Les dernières annonces d’austérité du ministre de l’Économie portent une atteinte inédite aux financements des services publics, notamment celui des arts et de la culture.
En effet, le secteur est touché par une première vague d’annulation de crédits à hauteur de 202 millions d’euros, dont près de 96 millions visent directement le programme de la création artistique.
Des milliers d’emplois sont directement menacés par cette coupe dans le programme 131, qui se décline en trois actions : la première dédiée au spectacle vivant, la seconde appelée à financer les arts visuels, et la troisième orientée vers le soutien à l’emploi et la structuration des professions.
Ces annonces constituent une nouvelle atteinte à l’ensemble de cet écosystème, déjà largement déstabilisé par la sortie complexe de la crise sanitaire, des crises inflationniste et énergétiques.
Si la ligne budgétaire complémentaire « Mieux produire, Mieux diffuser » est conservée – alors que nombre de professionnels ont dénoncé une mise en œuvre chaotique et une logique de concentration dangereuse pour la diversité artistique – il faut constater qu’elle ne pourra pas se déployer dans ce contexte : comme le souligne le SYNDEAC : « Comment en effet chercher à « mieux » produire ou « mieux » diffuser, quand plus personne ne parvient à produire ni à diffuser dans des conditions décentes ? ».
Pour cette année 2023 l’activité artistique est en berne ; et pour cause, les équipes ne peuvent plus produire, les coproducteurs et les diffuseurs voient le disponible pour l’activité artistique se restreindre continuellement.
Contrairement au reste des budgets alloués au service public de l’art et de la culture, les fonds publiques consacrés au Pass Culture, décidé par le seul président de la République, ont quant à eux progressé de manière exponentielle.

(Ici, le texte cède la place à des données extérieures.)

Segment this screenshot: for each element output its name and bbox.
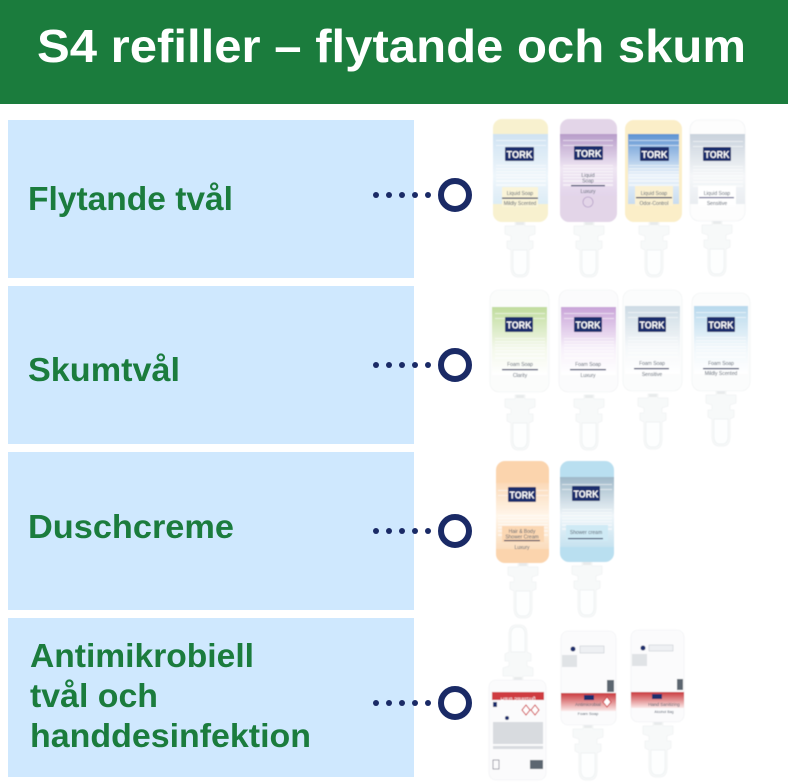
product: Antimicrobial Foam Soap: Antimicrobial (575, 702, 601, 707)
product: Liquid Soap Sensitive: Liquid Soap (704, 191, 730, 197)
product: Shower cream: Shower cream (570, 530, 602, 536)
heading: Skumtvål: Skumtvål (28, 351, 180, 388)
product: Hand Sanitizing Alcohol Bag: Hand Sanitizing (648, 702, 680, 707)
heading: Antimikrobiell tvål och handdesinfektion: handdesinfektion (30, 717, 311, 754)
product: Liquid Soap Odor-Control: Odor-Control (640, 201, 668, 207)
product: Foam Soap Sensitive: TORK (640, 320, 665, 332)
heading: Duschcreme: Duschcreme (28, 508, 234, 545)
heading: Flytande tvål: Flytande tvål (28, 180, 233, 217)
product: Foam Soap Clarity: Clarity (513, 373, 528, 379)
product: Liquid Soap Odor-Control (625, 120, 682, 277)
connector: row 2 (373, 351, 469, 379)
product: Liquid Soap Luxury: Liquid (581, 173, 595, 179)
product: Liquid Soap Luxury (560, 119, 617, 277)
product: Liquid Soap Mildly Scented (493, 119, 548, 277)
product: Foam Soap Mildly Scented: TORK (708, 320, 734, 332)
product: Foam Soap Clarity: Foam Soap (507, 362, 533, 368)
product: Liquid Soap Luxury: Luxury (580, 189, 596, 195)
product: Hair & Body Shower Cream Luxury (496, 461, 549, 618)
product: Hair & Body Shower Cream Luxury: Shower Cream (505, 534, 539, 540)
panel: Flytande tvål (8, 120, 414, 278)
panel: Antimikrobiell tvål och handdesinfektion (8, 618, 414, 777)
product: Liquid Soap Sensitive: TORK (704, 149, 730, 161)
panel: Skumtvål (8, 286, 414, 444)
product: Foam Soap Luxury: Luxury (580, 373, 596, 379)
product: Hair & Body Shower Cream Luxury: TORK (510, 490, 535, 502)
product: Foam Soap Mildly Scented: Foam Soap (708, 361, 734, 367)
product: Antimicrobial Foam Soap (561, 631, 616, 780)
product: Liquid Soap Mildly Scented: Mildly Scented (504, 201, 536, 207)
product: Foam Soap Clarity: TORK (506, 320, 532, 332)
product: Liquid Soap Luxury: Soap (582, 178, 594, 184)
product: Foam Soap Mildly Scented (692, 293, 750, 446)
product: upside-down hand sanitizer: Hand Sanitizing (500, 696, 536, 702)
product: Liquid Soap Mildly Scented: Liquid Soap (507, 191, 533, 197)
product: Hair & Body Shower Cream Luxury: Luxury (514, 545, 530, 551)
heading: Antimikrobiell tvål och handdesinfektion: Antimikrobiell (30, 637, 254, 674)
product: Hair & Body Shower Cream Luxury: Hair & Body (509, 529, 536, 535)
product: Shower cream: TORK (574, 488, 599, 500)
heading: Antimikrobiell tvål och handdesinfektion (30, 637, 311, 754)
product: Liquid Soap Odor-Control: TORK (642, 149, 668, 161)
connector: row 4 (373, 689, 469, 717)
product: Shower cream (560, 461, 614, 617)
title: S4 refiller – flytande och skum (37, 20, 746, 72)
product: Antimicrobial Foam Soap: Foam Soap (578, 711, 599, 716)
product: Hand Sanitizing Alcohol Bag: Alcohol Bag (654, 710, 674, 714)
product: upside-down hand sanitizer (489, 625, 546, 780)
product: Foam Soap Luxury: TORK (576, 320, 601, 332)
product: Foam Soap Sensitive: Foam Soap (639, 361, 665, 367)
connector: row 3 (373, 517, 469, 545)
heading: Antimikrobiell tvål och handdesinfektion: tvål och (30, 677, 158, 714)
product: Foam Soap Luxury (559, 290, 618, 450)
header banner (0, 0, 788, 104)
product: Foam Soap Sensitive: Sensitive (642, 372, 662, 378)
product: Foam Soap Mildly Scented: Mildly Scented (705, 371, 737, 377)
product: Liquid Soap Sensitive (690, 120, 745, 276)
product: Foam Soap Clarity (490, 290, 549, 450)
panel: Duschcreme (8, 452, 414, 610)
product: Foam Soap Luxury: Foam Soap (575, 362, 601, 368)
product: Hand Sanitizing Alcohol Bag (631, 630, 684, 777)
product: Foam Soap Sensitive (623, 290, 682, 449)
connector: row 1 (373, 181, 469, 209)
product: Liquid Soap Sensitive: Sensitive (707, 201, 727, 207)
product: Liquid Soap Odor-Control: Liquid Soap (641, 191, 667, 197)
product: Liquid Soap Mildly Scented: TORK (506, 149, 533, 161)
product: Liquid Soap Luxury: TORK (576, 148, 602, 160)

En 6 ans, le dispositif a bénéficié de 250 millions sur le budget du ministère de la culture, complétés par une dotation de plus de 50 missions au ministère de l’Éducation nationale pour un montant estimé à 300 millions.
L’écart est de taille, alors qu’en 70 ans de politique culturelle de la décentralisation, le budget alloué par l’État au spectacle vivant (aide aux lieux et aux équipes artistiques) n’a jamais dépassé les 280 millions.
Cette politique du bons d’achat en lieu et place d’une politique publique de médiation et d’exigence artistique fragilise encore le service public de l’art et de la culture, comme cela a été souligné par la Commission des finances du Sénat et la Cour des Comptes, qui ont rendu des conclusions très critiques des premières années d’application du dispositif en juillet 2023.
De même, Madame la ministre de la Culture a exprimé des réserves en mars 2024, considérant que le dispositif « reproduit les inégalités culturelles et sociales » et qu’une réforme était nécessaire.
Ainsi, dans un contexte où les coupes budgétaires sur le programme 131 sont inédites et laissent à craindre des effets dramatiques sur la création artistique et culturelle, l’absence de ciblage du Pass Culture interroge.
Cela, d’autant que les mesures d’austérité viendront encore restreindre davantage le budget des collectivités territoriales, ne leur permettant plus d’assurer leur rôle de premier partenaire des structures artistiques et culturelles de leur territoire.
Aussi, il demande si le gouvernement entend renoncer aux coupes budgétaires annoncées sur le programme 131, si un soutien complémentaire était prévu pour refinancer le service public de l’art et la culture, et si les fonds alloués au Pass Culture allaient faire l’objet d’une étude approfondie afin d’envisager une réallocation.